Qianya Qi¹, Li Yan², Lili Tian¹

Affiliations

¹ Department of Biostatistics, University at Buffalo, Buffalo, NY, USA.
² Department of Biostatistics and Bioinformatics, Roswell Park Comprehensive Cancer Center, Buffalo, NY, USA.

Abstract

Partially paired data, either with incompleteness in one or both arms, are common in practice. For testing equality of means of two arms, practitioners often use only the portion of data with complete pairs and perform paired tests. Although such tests (referred as 'naive paired tests') are legitimate, their powers might be low as only partial data are utilized. The recently proposed 'P-value pooling methods', based on combining P-values from two tests, use all data, have reasonable type-I error control and good power property. While it is generally believed that 'P-value pooling methods' are superior to 'naive paired tests' in terms of power as the former use more data than the latter, no detailed power comparison has been done.

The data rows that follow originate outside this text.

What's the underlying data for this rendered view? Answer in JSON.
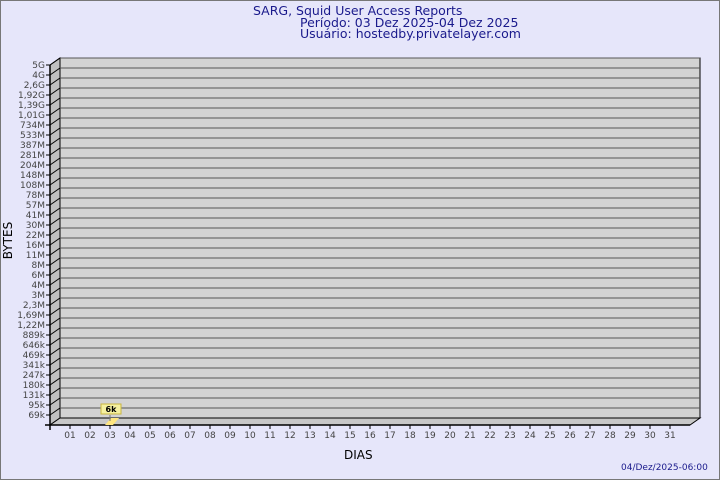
{
  "chart_data": {
    "type": "bar",
    "title": "SARG, Squid User Access Reports",
    "subtitle": [
      "Período: 03 Dez 2025-04 Dez 2025",
      "Usuário: hostedby.privatelayer.com"
    ],
    "xlabel": "DIAS",
    "ylabel": "BYTES",
    "yscale": "log",
    "ytick_labels": [
      "5G",
      "4G",
      "2,6G",
      "1,92G",
      "1,39G",
      "1,01G",
      "734M",
      "533M",
      "387M",
      "281M",
      "204M",
      "148M",
      "108M",
      "78M",
      "57M",
      "41M",
      "30M",
      "22M",
      "16M",
      "11M",
      "8M",
      "6M",
      "4M",
      "3M",
      "2,3M",
      "1,69M",
      "1,22M",
      "889k",
      "646k",
      "469k",
      "341k",
      "247k",
      "180k",
      "131k",
      "95k",
      "69k"
    ],
    "categories": [
      "01",
      "02",
      "03",
      "04",
      "05",
      "06",
      "07",
      "08",
      "09",
      "10",
      "11",
      "12",
      "13",
      "14",
      "15",
      "16",
      "17",
      "18",
      "19",
      "20",
      "21",
      "22",
      "23",
      "24",
      "25",
      "26",
      "27",
      "28",
      "29",
      "30",
      "31"
    ],
    "values": [
      null,
      null,
      6000,
      null,
      null,
      null,
      null,
      null,
      null,
      null,
      null,
      null,
      null,
      null,
      null,
      null,
      null,
      null,
      null,
      null,
      null,
      null,
      null,
      null,
      null,
      null,
      null,
      null,
      null,
      null,
      null
    ],
    "data_labels": {
      "03": "6k"
    },
    "grid": true,
    "colors": {
      "bar": "#ffe680",
      "label_bg": "#f5f0a0",
      "wall": "#d3d3d3",
      "text": "#1a1a8c"
    }
  },
  "footer": {
    "timestamp": "04/Dez/2025-06:00"
  }
}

This paper aims to compare powers of 'naive paired tests' and 'P-value pooling methods' analytically and our findings are counterintuitive, i.e. the 'P-value pooling methods' do not always outperform the naive paired tests in terms of power. Based on these results, we present guidance on how to select the best test for testing equality of means with partially paired data.

Keywords: Hypothesis testing; P-value; normality; paired data.